Putin’s Goal: Revenge And Restoration

What ties hacking and election meddling to Syria and Ukraine? A nostalgia for Soviet-era power.


By Leon Aron
The Wall Street Journal
August 9, 2017

As the Russian hacking and “collusion” sagas consume Washington elites and the media, a more important question has gone unanswered: Why is Vladimir Putin engaging in such activity, and what should Americans expect next?

By temperament and KGB training, Mr. Putin is not an easy man to read. Secrecy is an integral part of the regime he has forged, as in all authoritarian states. Yet surmise about his motives and goals we must, since the alternative is to be unpleasantly surprised every time he acts.

“Who is Mr. Putin?” was the refrain in the early 2000s after this obscure director of the FSB—the post-Soviet successor to the KGB—became first prime minister and then a phenomenally popular president. Seeking clues to his behavior, experts labeled him an “authoritarian modernizer,” a spy-agency “operative,” a “bureaucrat” and a Russian “nationalist.”

Yet what seemed to explain his policies most consistently was another gradually emerging identity: that of an ardent Soviet patriot. Mr. Putin’s speeches and off-the-cuff remarks seem to indicate that, unlike Western and Russian democrats, he never bought into the narrative that there were no winners in the Cold War. He appears to view the global order as unfair and immoral, having been hijacked by America. This conviction solidified in 2003 after the U.S. invaded Iraq. Then in 2011 the West helped topple Libya’s Moammar Gadhafi, an intervention Mr. Putin likened to the Crusades.

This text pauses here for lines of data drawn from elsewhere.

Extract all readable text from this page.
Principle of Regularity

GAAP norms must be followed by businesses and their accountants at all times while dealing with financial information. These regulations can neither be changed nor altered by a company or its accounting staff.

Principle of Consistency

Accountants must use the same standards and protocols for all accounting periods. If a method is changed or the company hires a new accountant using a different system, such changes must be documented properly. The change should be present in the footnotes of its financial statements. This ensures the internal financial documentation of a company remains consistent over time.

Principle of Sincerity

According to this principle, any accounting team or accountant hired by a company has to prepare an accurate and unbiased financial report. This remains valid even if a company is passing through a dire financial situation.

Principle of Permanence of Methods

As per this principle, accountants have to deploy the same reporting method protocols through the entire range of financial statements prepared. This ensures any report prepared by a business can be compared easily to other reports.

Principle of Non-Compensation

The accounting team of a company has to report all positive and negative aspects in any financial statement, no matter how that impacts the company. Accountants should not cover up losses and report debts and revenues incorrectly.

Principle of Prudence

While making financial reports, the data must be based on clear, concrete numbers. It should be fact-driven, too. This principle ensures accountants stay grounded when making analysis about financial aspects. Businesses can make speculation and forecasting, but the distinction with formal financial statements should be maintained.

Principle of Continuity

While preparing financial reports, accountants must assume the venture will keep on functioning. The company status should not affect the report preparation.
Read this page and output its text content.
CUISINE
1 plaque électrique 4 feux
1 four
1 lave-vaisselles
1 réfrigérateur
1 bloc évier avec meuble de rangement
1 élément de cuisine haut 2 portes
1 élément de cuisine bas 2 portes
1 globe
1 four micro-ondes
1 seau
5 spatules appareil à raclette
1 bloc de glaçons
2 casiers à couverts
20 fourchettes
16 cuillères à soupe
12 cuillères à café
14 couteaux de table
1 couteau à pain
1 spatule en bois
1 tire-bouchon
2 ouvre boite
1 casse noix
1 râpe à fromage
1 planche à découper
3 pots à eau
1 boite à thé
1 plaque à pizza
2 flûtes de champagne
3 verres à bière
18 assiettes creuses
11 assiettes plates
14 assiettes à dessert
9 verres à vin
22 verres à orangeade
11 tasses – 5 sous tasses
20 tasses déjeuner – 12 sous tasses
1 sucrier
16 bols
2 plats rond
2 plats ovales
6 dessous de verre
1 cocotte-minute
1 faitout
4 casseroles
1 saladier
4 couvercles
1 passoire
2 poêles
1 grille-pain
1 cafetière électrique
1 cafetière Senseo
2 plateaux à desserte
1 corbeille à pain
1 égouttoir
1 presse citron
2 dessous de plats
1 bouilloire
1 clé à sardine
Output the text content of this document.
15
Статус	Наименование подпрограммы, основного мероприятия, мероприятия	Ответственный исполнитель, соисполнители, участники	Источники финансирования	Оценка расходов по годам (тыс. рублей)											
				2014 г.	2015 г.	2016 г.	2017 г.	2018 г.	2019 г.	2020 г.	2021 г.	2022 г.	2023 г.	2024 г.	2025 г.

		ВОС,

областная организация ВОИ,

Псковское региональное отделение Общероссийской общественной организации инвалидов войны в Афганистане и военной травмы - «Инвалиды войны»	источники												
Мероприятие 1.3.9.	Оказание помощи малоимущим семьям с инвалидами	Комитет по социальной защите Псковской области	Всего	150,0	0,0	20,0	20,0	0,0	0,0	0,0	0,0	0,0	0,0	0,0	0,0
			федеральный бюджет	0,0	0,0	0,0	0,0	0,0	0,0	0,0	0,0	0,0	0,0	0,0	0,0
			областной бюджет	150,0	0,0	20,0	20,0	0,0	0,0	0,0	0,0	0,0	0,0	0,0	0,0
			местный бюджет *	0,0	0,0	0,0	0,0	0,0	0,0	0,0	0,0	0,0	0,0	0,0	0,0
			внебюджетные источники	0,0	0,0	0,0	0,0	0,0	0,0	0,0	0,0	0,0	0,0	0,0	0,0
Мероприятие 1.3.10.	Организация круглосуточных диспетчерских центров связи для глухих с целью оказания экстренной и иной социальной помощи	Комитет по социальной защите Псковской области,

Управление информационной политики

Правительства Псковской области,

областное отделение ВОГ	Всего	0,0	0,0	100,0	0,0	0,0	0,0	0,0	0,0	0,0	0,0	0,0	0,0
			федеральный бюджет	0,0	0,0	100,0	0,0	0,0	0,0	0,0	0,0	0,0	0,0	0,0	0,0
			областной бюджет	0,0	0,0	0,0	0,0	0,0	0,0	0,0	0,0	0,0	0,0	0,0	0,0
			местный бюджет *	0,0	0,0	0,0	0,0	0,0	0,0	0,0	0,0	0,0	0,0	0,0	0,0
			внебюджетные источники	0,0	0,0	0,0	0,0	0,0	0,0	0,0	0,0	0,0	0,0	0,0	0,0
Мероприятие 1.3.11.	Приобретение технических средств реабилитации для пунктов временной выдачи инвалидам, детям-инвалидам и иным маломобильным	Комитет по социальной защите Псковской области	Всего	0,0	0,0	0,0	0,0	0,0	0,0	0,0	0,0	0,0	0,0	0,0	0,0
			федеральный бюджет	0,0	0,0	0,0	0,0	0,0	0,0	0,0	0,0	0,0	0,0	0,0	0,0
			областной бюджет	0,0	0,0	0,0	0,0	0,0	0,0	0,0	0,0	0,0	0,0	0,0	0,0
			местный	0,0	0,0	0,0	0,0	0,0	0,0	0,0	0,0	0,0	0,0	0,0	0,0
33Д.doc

The Russian president acts as if he imposed on himself a historical mission to rebalance the world’s “correlation of forces,” as the Soviets used to say in Brezhnev’s time. Resentment and restoration looked like his twin mottos. While leaving the door open to cooperation with the U.S. on antiterrorism, arms control and nuclear nonproliferation, Mr. Putin came to view the rest of geopolitics as largely a zero-sum game: If the West wins, Russia loses—and vice versa.

What happened during the 2016 presidential election, then, was not an anti-American one-off. It was part of a sustained policy, a tile in the giant geopolitical mosaic of Russian resurgence that Mr. Putin has set out to construct.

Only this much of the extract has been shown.